We worked well together because we fit.

The library came into view. Jeff stood at the entrance, gun ready, scanning the corridor.

"Status?" he called when he spotted us.

"Leonard's eastern position is neutralized," Annie reported. "Two eliminations, no casualties."

"Impressive." Jeff's eyes moved between us, noting something I couldn't identify. "The cafeteria contingent is making moves. Abed thinks the final confrontation is building toward the main quad."

"Then we should move," I said. "While we have the momentum."

Jeff nodded. "Rally everyone.

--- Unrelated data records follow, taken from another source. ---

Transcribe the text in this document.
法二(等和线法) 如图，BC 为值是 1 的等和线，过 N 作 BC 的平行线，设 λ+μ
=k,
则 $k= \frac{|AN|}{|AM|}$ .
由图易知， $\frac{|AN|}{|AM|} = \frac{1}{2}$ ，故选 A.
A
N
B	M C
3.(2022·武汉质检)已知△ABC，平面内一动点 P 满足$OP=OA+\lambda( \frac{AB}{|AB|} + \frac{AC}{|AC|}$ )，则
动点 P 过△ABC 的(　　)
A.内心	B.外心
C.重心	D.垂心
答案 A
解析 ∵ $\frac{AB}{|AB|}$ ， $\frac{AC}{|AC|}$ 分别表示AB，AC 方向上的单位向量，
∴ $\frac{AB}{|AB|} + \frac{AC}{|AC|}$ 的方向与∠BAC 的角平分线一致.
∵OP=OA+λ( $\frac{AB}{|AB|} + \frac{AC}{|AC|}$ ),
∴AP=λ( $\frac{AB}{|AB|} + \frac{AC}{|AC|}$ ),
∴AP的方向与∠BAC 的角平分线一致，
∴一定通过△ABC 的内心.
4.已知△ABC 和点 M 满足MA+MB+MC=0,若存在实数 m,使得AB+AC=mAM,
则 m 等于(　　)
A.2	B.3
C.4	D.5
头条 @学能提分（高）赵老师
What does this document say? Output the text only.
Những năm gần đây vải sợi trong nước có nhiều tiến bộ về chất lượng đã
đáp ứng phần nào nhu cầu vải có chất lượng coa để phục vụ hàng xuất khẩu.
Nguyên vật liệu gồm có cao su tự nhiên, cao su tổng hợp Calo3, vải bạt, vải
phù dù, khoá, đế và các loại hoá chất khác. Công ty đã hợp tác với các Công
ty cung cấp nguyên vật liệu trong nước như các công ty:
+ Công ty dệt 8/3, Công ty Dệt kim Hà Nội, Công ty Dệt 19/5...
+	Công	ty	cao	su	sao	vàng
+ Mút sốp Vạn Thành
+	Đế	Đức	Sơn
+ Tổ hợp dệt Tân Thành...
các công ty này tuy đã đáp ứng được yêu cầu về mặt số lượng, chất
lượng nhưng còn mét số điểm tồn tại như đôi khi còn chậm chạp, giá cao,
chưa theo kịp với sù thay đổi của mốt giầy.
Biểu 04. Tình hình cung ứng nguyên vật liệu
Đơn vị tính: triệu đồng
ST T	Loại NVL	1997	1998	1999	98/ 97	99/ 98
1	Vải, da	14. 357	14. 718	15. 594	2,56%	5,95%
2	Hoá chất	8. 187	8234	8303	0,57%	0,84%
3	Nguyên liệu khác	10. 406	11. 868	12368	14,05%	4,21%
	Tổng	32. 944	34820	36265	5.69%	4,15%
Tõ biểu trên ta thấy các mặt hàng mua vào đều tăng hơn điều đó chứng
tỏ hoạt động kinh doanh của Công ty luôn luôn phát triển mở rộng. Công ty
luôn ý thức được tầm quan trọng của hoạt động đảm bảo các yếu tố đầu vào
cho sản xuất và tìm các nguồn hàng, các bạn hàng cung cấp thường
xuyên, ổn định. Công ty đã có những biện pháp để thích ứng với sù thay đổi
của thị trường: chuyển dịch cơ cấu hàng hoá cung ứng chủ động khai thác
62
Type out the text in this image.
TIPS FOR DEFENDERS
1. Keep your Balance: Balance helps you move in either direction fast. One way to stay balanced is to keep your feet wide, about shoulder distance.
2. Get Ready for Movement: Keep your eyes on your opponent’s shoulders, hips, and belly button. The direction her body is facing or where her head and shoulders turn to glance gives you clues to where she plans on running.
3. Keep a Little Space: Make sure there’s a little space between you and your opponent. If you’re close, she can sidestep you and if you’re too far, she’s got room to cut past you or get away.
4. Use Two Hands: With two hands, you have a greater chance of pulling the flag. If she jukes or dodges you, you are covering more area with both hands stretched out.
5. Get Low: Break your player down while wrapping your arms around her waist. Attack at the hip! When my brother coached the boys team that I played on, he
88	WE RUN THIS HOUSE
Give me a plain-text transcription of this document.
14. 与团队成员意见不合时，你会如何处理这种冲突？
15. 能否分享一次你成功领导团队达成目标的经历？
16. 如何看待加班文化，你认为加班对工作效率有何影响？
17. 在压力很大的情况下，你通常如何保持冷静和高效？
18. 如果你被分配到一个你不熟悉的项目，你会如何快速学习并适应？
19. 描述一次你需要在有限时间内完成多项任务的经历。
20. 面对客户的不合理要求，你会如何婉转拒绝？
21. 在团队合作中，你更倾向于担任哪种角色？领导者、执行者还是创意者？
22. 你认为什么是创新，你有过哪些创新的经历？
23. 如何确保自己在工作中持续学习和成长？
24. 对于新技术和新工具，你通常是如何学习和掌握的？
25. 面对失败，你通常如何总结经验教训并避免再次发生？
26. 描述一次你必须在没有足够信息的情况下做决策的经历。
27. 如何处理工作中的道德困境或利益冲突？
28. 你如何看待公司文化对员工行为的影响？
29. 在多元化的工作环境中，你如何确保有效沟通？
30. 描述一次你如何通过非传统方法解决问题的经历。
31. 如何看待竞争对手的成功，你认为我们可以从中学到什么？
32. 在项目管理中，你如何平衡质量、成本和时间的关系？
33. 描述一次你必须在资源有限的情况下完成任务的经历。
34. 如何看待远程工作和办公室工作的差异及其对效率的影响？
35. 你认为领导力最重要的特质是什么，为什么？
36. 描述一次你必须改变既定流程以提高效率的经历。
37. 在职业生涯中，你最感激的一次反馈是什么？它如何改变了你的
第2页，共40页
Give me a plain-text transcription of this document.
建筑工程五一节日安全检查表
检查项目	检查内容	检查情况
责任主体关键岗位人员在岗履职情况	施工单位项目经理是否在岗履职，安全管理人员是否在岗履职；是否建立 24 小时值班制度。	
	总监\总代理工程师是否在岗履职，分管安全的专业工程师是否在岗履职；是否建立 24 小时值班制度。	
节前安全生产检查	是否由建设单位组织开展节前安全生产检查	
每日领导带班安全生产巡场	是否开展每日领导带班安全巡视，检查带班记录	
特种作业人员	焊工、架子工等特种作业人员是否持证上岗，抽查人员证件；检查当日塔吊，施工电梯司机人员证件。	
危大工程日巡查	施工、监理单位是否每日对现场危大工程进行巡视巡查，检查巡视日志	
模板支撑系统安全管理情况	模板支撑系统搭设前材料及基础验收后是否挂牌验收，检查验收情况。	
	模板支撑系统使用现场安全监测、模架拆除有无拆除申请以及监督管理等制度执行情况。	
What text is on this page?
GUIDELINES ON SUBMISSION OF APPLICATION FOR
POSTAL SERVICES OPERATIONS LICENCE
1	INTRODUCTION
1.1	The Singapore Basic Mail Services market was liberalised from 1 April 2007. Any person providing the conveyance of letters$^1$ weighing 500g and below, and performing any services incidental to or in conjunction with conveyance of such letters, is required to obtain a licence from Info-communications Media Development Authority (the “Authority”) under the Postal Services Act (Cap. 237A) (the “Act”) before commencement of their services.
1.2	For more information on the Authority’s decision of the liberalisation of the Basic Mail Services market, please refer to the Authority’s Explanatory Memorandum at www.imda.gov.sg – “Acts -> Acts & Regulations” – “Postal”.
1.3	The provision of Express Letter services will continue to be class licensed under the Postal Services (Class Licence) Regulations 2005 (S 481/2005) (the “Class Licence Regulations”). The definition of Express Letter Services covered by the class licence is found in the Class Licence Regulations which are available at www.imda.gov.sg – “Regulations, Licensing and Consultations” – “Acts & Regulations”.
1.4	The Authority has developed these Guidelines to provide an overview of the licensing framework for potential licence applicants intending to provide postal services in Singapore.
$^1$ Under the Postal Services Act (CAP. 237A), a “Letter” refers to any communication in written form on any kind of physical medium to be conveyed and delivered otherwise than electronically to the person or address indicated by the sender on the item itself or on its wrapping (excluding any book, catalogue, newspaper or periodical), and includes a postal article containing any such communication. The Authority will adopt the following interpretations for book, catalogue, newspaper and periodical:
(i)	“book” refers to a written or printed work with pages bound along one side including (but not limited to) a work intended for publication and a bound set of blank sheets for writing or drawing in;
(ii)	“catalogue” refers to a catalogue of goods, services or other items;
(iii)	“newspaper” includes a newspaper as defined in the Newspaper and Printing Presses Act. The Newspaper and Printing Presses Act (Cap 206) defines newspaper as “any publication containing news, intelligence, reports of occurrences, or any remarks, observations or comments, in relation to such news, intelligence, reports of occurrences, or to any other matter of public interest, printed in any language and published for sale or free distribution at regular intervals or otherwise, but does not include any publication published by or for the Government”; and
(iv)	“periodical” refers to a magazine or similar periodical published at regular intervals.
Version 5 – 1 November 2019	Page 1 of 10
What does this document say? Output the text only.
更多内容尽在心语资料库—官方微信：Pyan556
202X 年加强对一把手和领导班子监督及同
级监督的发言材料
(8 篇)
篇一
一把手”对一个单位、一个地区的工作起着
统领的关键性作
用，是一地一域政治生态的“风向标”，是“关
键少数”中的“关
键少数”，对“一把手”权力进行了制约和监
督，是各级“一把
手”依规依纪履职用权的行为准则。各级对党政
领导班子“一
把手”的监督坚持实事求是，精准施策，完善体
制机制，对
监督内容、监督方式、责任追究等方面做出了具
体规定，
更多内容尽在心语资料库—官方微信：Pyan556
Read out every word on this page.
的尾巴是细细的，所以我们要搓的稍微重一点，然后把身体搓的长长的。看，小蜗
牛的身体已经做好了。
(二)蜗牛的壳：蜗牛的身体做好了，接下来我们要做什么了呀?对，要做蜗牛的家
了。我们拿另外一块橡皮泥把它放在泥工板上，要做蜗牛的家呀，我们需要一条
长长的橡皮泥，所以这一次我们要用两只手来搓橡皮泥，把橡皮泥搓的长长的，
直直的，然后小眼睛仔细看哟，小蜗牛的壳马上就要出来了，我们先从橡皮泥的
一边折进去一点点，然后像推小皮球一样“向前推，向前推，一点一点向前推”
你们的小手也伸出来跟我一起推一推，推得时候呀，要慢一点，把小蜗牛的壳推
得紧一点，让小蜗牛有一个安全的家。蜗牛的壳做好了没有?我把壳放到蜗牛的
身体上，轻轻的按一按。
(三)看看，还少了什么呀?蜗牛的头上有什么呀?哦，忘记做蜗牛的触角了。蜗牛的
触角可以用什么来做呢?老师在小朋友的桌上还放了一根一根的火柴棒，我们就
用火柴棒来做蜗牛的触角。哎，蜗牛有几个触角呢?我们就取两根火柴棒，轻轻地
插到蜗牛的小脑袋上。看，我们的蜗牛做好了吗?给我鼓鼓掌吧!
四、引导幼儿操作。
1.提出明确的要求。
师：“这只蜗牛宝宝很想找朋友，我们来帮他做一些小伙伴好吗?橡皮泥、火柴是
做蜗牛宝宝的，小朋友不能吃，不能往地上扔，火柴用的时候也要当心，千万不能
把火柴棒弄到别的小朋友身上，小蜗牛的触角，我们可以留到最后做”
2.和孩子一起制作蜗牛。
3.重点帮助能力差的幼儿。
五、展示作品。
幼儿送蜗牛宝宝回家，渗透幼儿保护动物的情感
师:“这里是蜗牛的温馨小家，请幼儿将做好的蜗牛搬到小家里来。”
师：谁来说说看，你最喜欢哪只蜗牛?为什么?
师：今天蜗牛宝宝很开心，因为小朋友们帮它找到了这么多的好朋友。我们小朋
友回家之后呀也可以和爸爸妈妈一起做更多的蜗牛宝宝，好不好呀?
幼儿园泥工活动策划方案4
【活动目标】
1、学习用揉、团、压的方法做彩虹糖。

Ten minutes."

Annie touched my arm briefly — just a brush of fingers — and moved into the library to coordinate with the others.

I stayed in the hallway for a moment longer, processing.

My tactical planning had worked. Annie's real-time adaptation had worked better. Together, we'd accomplished something that neither of us could have done alone.

She might be better than me at this.

The thought should have stung. Instead, it felt like relief.

Paint splattered the corridor behind me — someone in the distance, eliminated, irrelevant to our mission. I turned and followed Annie into the library.

The game was entering its final stage. And somewhere in my chest, two heartbeats were closer to synchronizing than they'd ever been before.